Optimizing the Optimal Weighted Average: Efficient Distributed Sparse Classification
This work addresses communication bottlenecks in distributed machine learning for large datasets, offering an incremental improvement over existing non-interactive methods.
The paper tackled the problem of communication costs in distributed training for linear models by introducing ACOWA, a technique that uses an extra communication round to improve approximation quality with minor runtime increases. Results showed that ACOWA achieved substantially higher accuracy and more faithful solutions to the empirical risk minimizer compared to other distributed algorithms for sparse logistic regression.
While distributed training is often viewed as a solution to optimizing linear models on increasingly large datasets, inter-machine communication costs of popular distributed approaches can dominate as data dimensionality increases. Recent work on non-interactive algorithms shows that approximate solutions for linear models can be obtained efficiently with only a single round of communication among machines. However, this approximation often degenerates as the number of machines increases.

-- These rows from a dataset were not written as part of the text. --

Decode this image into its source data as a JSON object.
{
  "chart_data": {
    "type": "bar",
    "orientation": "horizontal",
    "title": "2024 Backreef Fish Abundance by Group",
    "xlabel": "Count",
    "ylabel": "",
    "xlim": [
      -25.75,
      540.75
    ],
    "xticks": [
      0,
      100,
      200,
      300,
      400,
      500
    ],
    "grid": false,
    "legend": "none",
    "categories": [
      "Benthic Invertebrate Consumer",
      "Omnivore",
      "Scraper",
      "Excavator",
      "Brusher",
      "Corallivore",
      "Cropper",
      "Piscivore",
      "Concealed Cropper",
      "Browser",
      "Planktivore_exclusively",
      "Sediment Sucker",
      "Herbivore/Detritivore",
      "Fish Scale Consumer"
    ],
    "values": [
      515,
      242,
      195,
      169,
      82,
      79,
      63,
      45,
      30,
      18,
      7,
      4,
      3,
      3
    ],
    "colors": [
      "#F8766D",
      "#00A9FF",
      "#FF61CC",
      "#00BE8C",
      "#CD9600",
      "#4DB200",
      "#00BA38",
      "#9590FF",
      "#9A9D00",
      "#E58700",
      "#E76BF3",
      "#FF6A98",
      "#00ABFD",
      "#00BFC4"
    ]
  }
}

In this paper, building on the recent optimal weighted average method, we introduce a new technique, ACOWA, that allows an extra round of communication to achieve noticeably better approximation quality with minor runtime increases. Results show that for sparse distributed logistic regression, ACOWA obtains solutions that are more faithful to the empirical risk minimizer and attain substantially higher accuracy than other distributed algorithms.